Everyone knows organizations should never send sensitive data such as credit card or social security numbers across the Internet unencrypted, but many organizations think traffic inside their firewalls doesn't require as much protection as traffic that goes outside the perimeter. That's not the case. Attacks can be perpetrated by an employee or by an attacker who finds a foothold on the network. Being attacked by a stranger is a problem, but company employees can do just as much--or even more--damage than a non-employee. Twenty percent of breaches were performed by internal staff, according to a data breach investigation report from Verizon. The median number of records compromised by internal attackers was more than twice as large as records stolen by external attackers (100, 000 to 37,847).
If data has value, protect that data no matter where it travels.

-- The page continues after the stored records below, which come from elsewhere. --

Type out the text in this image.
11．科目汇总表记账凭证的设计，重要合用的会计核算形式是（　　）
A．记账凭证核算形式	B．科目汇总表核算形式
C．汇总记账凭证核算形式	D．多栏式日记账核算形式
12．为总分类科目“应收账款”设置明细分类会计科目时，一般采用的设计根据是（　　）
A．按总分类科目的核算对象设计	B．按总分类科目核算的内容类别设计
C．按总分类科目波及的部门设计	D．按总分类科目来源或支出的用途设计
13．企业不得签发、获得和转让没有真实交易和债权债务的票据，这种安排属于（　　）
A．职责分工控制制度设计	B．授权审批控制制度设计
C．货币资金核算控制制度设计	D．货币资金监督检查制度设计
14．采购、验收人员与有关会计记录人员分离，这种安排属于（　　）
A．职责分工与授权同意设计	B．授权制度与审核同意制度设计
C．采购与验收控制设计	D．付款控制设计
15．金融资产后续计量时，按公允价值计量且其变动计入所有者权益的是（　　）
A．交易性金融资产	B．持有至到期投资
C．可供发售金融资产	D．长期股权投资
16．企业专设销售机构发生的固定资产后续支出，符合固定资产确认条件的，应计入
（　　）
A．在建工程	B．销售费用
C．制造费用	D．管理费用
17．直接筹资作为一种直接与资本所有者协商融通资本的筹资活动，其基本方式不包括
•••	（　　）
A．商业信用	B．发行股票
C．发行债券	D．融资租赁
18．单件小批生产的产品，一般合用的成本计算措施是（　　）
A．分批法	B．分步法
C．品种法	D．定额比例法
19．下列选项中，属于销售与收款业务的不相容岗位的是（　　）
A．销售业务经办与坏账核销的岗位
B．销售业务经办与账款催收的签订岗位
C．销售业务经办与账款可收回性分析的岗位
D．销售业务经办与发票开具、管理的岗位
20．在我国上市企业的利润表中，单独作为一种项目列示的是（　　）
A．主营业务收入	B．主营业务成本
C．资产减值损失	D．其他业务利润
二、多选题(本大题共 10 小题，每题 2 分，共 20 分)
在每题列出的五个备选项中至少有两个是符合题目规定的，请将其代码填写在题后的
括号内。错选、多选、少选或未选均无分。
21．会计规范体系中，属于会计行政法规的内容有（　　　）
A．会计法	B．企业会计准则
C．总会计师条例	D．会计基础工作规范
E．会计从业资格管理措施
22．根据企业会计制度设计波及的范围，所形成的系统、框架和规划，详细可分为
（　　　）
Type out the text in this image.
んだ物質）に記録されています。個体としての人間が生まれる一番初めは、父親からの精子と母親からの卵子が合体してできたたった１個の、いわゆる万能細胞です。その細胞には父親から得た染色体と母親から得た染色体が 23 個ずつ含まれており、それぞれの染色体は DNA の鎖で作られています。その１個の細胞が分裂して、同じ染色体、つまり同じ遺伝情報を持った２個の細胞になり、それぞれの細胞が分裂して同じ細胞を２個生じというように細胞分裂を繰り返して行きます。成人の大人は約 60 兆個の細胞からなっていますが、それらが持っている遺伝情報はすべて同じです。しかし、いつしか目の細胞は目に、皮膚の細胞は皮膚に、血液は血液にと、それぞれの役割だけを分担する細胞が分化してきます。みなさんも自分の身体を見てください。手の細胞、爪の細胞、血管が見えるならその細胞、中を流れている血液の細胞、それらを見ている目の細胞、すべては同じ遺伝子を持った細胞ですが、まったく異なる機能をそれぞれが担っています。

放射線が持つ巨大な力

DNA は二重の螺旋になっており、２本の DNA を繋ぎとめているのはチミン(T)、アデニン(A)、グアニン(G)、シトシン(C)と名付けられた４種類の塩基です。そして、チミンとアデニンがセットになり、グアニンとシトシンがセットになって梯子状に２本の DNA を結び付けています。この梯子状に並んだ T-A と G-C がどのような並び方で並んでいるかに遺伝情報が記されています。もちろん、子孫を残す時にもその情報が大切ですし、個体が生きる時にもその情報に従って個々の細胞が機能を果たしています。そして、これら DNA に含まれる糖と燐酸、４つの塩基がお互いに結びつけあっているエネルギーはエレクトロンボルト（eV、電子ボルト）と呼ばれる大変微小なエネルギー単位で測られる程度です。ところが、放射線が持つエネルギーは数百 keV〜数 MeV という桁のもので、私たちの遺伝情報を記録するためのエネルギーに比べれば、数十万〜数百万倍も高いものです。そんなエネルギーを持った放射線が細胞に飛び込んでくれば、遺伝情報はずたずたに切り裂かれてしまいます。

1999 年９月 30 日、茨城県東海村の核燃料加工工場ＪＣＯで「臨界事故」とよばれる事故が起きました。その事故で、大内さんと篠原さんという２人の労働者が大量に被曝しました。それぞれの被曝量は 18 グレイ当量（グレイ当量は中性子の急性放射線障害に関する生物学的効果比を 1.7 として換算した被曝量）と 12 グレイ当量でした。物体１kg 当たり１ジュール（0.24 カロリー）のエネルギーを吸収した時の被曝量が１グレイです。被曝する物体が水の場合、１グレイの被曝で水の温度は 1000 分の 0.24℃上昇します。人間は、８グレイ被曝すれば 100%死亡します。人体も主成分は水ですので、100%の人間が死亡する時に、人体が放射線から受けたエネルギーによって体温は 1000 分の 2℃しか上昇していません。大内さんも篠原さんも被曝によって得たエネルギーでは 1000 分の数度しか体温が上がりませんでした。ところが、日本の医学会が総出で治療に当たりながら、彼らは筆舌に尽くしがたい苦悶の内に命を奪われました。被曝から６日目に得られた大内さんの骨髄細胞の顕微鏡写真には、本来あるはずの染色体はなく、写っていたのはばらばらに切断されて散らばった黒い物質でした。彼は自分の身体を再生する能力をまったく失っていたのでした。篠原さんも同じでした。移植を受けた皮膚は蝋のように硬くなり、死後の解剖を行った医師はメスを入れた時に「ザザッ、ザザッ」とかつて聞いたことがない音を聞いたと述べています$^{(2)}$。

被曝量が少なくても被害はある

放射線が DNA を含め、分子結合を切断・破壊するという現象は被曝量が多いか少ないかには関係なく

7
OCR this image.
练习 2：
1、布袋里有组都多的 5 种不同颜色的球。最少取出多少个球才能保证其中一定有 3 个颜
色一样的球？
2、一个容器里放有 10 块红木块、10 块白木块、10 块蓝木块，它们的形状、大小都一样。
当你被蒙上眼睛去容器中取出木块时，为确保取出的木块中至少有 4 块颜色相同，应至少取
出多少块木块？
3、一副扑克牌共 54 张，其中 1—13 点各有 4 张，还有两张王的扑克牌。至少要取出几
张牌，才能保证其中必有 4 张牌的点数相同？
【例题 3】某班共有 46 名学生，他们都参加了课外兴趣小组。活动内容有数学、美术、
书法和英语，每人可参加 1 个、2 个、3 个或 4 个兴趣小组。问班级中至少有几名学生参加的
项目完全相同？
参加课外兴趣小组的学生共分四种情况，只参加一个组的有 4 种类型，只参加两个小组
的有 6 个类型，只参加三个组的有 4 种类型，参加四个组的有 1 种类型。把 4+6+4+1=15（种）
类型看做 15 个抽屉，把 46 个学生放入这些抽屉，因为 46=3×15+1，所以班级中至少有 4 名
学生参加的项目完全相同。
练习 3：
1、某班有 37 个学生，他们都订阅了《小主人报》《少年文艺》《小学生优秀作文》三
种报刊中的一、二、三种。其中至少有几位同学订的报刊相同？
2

A SSN traveling between two applications internally is still valuable to a criminal and thus still at risk, so encrypt the transported payload or the transit. IPsec connections across site-to-site links can be costly and hinder performance, but those costs may be worth the equipment upgrade when compared to the price tag of a breach.
We aren't advocating for full encryption of all the traffic within your enterprise. Selective encryption can strike the right balance between security and usability. A good place to start is with applications that transfer or process any type of personally identifiable information, cardholder data, or proprietary information such as source code. If the applications can't support encrypted traffic, investigate options such as Stunnel, an open-source program that can encrypt connections between systems that don't support SSL/TLS. This can provide the protection required without burdening the infrastructure. Secure transport also provides other benefits, such as thwarting man-in-the-middle attacks and protecting session data to prevent session hijacks or replay attacks. These benefits should be accounted for in your evaluation.
If you think the risk of compromise is low enough that you don't need to bother with secure transport internally, then you can probably get rid of the access controls you have in place around your databases, too. Right? Wrong. If the data is sensitive enough that you're locking people out when it's at rest, shouldn't it also be protected in transit? Even if that transit is for milliseconds, there is a risk to evaluate.
IT professionals have a responsibility to protect data, our customers, and systems. If my personal information was compromised because an admin did not use SSL, IPsec, or another protection that was available, I would wonder why company didn't value my privacy and security. Wouldn't you?